Here, the Montefiore defendants established their prima facie entitlement to judgment as a matter of law dismissing the complaint insofar as asserted against them by submitting, inter alia, an affirmation of a medical expert who opined that the Montefiore defendants did not depart from good and accepted medical practice in their treatment of the decedent and that the care rendered to decedent by the Montefiore defendants did not proximately cause his death.
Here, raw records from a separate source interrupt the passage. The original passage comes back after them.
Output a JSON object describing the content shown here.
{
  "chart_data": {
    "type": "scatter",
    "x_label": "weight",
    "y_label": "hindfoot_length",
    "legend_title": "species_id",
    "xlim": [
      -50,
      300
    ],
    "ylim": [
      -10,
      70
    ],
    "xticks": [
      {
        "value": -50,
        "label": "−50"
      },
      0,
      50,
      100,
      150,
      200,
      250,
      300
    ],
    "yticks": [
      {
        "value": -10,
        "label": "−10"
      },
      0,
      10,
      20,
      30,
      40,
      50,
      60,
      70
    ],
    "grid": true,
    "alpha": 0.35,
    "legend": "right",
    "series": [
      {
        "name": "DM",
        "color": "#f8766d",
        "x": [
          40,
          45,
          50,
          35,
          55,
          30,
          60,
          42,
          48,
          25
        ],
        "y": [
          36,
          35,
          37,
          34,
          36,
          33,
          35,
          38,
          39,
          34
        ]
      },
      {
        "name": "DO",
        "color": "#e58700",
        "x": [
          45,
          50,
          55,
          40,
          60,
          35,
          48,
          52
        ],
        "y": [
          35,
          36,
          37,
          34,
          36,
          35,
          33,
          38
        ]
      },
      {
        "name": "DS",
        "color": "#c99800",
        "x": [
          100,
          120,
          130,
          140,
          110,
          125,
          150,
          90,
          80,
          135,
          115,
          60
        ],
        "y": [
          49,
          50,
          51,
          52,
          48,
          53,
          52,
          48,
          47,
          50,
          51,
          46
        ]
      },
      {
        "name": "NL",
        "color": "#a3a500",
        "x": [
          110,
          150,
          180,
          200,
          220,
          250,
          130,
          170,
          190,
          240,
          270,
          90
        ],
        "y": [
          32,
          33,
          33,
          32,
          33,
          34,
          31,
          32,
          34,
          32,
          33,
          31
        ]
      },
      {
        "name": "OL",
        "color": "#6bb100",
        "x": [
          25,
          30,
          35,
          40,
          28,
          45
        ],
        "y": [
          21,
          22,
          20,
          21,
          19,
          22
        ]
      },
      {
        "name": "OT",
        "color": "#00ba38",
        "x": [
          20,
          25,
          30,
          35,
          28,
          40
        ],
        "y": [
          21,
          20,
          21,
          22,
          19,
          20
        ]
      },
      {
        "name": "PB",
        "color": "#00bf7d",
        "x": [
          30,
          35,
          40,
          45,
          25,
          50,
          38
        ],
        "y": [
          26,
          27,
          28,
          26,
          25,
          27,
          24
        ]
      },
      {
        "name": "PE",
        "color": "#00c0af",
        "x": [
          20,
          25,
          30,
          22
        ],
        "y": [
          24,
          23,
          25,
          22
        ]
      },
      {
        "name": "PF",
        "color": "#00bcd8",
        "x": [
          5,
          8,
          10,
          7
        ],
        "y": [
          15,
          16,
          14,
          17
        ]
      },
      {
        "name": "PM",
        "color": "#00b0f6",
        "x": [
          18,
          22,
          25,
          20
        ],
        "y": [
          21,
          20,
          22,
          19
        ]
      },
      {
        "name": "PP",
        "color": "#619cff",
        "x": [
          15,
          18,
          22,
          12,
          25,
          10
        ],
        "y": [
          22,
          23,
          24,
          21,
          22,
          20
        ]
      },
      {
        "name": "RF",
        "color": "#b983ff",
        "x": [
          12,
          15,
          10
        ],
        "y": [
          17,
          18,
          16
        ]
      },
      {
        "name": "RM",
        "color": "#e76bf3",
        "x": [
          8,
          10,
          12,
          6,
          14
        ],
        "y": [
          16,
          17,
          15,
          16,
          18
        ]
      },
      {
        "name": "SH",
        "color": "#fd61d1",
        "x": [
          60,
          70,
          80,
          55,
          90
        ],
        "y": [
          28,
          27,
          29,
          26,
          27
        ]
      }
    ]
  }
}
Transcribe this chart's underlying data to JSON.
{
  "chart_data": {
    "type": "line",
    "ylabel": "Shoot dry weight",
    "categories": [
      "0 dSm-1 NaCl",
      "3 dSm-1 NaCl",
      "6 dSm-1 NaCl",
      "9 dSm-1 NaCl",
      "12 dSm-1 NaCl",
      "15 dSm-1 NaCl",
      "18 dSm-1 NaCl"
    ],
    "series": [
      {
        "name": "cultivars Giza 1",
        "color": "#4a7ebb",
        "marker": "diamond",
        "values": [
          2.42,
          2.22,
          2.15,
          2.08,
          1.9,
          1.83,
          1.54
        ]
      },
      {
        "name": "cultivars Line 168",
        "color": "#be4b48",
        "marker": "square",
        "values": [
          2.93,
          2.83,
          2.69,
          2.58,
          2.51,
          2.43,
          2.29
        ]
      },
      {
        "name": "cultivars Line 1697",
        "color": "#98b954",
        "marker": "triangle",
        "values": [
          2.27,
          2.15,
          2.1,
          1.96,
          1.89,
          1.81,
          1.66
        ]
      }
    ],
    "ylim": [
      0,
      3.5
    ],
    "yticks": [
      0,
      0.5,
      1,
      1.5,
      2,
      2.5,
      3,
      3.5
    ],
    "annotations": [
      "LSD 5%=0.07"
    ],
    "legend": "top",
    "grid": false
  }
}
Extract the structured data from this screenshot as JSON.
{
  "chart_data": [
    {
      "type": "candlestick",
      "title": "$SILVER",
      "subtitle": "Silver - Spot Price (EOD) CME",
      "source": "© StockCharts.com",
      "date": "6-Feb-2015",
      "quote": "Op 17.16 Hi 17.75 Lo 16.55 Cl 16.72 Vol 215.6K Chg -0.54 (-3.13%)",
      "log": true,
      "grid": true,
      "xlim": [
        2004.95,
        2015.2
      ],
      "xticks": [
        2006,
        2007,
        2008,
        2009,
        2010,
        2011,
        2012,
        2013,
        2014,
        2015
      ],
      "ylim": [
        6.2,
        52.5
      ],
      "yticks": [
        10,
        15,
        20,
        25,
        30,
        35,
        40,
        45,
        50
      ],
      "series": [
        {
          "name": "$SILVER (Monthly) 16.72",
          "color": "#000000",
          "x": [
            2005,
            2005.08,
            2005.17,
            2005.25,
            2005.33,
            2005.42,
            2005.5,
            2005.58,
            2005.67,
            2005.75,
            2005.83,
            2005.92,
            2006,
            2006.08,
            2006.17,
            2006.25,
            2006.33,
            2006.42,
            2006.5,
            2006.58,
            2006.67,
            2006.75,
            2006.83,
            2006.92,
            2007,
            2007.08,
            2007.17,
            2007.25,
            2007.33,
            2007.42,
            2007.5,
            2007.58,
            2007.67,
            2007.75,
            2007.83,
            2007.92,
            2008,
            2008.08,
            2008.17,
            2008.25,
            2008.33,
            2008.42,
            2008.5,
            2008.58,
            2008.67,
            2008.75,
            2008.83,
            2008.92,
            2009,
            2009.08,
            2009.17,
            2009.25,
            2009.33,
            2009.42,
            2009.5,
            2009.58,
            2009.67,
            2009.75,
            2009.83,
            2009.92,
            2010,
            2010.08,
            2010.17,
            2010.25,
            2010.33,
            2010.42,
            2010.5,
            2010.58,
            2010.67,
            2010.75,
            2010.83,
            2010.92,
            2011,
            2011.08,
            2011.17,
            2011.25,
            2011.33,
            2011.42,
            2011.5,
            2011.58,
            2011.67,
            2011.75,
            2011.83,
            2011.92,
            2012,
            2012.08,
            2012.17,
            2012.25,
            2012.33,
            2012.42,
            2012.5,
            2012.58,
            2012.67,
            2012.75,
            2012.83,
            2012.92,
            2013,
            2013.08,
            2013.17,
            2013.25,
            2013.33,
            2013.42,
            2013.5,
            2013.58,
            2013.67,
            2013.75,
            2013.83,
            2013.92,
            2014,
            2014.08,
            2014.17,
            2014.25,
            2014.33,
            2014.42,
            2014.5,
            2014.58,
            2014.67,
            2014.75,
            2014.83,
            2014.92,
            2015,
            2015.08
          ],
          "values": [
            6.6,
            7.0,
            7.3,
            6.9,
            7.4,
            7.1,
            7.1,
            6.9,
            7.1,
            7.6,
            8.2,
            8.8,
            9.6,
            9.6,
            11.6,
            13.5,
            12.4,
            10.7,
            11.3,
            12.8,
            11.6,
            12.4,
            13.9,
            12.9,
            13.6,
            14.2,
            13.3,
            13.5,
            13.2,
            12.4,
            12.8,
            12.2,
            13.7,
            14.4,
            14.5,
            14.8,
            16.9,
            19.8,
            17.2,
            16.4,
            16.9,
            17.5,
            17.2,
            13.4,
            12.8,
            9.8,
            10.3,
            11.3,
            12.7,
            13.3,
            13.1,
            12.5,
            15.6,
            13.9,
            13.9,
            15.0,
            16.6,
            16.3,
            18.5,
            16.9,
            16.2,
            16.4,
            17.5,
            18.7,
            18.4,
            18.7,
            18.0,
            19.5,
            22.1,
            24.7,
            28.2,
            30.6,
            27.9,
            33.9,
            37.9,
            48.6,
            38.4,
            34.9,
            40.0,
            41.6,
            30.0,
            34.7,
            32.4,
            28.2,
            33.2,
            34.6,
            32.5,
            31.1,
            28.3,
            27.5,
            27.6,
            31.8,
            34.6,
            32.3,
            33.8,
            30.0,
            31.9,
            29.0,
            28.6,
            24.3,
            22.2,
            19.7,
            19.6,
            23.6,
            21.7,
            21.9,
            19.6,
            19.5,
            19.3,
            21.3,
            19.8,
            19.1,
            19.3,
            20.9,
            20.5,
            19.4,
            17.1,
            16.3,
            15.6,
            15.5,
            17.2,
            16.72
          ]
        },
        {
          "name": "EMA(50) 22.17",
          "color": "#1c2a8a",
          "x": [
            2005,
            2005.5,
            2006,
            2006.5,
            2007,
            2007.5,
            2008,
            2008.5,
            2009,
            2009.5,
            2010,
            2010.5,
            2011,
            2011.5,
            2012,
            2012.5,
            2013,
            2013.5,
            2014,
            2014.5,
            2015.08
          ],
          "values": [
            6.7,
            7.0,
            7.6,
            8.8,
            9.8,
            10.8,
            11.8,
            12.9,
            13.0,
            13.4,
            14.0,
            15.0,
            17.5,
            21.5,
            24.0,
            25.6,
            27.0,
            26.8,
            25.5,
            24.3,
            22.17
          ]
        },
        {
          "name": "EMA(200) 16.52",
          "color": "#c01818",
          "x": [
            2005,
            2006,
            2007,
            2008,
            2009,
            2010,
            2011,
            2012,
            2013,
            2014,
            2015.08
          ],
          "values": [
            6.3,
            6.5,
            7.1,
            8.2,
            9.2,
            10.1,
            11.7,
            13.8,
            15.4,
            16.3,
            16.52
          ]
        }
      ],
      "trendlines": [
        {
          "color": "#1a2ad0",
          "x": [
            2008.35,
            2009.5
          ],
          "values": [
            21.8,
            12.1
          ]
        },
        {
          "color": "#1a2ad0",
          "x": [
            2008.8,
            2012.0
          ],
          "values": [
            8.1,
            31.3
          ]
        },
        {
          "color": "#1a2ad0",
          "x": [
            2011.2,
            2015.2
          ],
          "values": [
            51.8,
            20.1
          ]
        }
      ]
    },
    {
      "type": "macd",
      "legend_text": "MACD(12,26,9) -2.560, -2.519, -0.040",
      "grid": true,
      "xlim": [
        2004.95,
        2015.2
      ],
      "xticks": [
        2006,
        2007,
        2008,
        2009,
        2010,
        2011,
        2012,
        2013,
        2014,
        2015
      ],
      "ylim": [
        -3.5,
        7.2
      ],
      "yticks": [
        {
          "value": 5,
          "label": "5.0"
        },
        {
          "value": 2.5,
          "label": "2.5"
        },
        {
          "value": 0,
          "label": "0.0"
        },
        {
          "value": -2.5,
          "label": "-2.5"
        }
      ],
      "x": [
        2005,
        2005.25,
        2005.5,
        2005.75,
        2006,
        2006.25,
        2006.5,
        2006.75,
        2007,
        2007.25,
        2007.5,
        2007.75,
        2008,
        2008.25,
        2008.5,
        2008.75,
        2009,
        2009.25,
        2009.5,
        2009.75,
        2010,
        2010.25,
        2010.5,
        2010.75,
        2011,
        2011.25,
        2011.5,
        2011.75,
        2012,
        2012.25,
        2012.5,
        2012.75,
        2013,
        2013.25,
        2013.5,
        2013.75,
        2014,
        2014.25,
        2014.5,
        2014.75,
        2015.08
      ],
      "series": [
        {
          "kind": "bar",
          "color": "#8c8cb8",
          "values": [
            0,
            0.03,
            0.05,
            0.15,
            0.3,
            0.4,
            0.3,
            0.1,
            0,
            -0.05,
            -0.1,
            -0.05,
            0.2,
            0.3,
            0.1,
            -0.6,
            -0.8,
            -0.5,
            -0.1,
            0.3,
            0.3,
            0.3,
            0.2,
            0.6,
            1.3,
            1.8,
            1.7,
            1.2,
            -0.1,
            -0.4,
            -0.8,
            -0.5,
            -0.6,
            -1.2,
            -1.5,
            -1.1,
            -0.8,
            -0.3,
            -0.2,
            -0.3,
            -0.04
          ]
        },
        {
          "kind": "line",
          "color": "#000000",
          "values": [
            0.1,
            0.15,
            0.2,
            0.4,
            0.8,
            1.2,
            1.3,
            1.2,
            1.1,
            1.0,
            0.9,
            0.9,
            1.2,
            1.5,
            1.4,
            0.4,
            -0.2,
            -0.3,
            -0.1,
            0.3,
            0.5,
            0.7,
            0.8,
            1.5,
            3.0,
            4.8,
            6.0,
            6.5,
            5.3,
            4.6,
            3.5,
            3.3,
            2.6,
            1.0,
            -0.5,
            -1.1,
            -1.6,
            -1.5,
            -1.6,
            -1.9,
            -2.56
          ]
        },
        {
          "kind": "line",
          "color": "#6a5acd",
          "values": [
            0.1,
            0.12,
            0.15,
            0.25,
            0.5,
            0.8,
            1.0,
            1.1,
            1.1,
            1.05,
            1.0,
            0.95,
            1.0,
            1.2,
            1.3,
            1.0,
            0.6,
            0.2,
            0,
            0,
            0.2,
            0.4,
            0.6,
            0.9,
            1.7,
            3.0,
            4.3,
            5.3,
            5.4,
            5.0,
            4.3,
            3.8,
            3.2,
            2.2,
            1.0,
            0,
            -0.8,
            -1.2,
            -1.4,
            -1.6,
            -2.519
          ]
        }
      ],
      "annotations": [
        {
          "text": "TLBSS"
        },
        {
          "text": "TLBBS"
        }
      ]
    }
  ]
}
Schaffer also established its prima facie entitlement to judgment as a matter of law dismissing the complaint insofar as asserted against it by submitting, among other things, an affirmation of a medical expert who opined that Schaffer did not depart from good and accepted medical practice in its treatment of the decedent and that the care rendered to decedent by Schaffer did not proximately cause his death.
In opposition, the affirmations of the plaintiffs' experts failed to raise a triable issue of fact, as, inter alia, those experts' opinions were conclusory, speculative, and unsupported by the record, and failed to address specific assertions made by the moving defendants' experts (see Harris v Montefiore Med. Ctr., 240 AD3d at 764; McHale v Sweet, 217 AD3d at 668; Pirri-Logan v Pearl, 192 AD3d at 1151). Accordingly, the Supreme Court properly granted the moving defendants' separate motions for summary judgment dismissing the complaint insofar as asserted against each of them.
The Supreme Court also providently exercised its discretion in denying the plaintiffs' cross-motions for leave to amend the complaint, as the action had already been certified as ready for trial, approximately 2½ years had passed since the plaintiffs filed the complaint, the new causes of action were based on facts that the plaintiffs had been aware of since the commencement of the action, and the plaintiffs did not provide any excuse for their delay in seeking leave to amend the complaint to add those causes of action (see Shucht v Innovative Biodefense, Inc., 217 AD3d 703, 704; Morand v Farmers New Century Ins. Co., 171 AD3d 1167, 1168; Yong Soon Oh v Hua Jin, 124 AD3d 639, 641; T & V Constr., Inc. v Calapai, 90 AD3d 908, 909).
The parties' remaining contentions are either improperly raised for the first time in [*3]reply or without merit.
BRATHWAITE NELSON, J.P., FORD, DOWLING and GOLDBERG VELAZQUEZ, JJ., concur.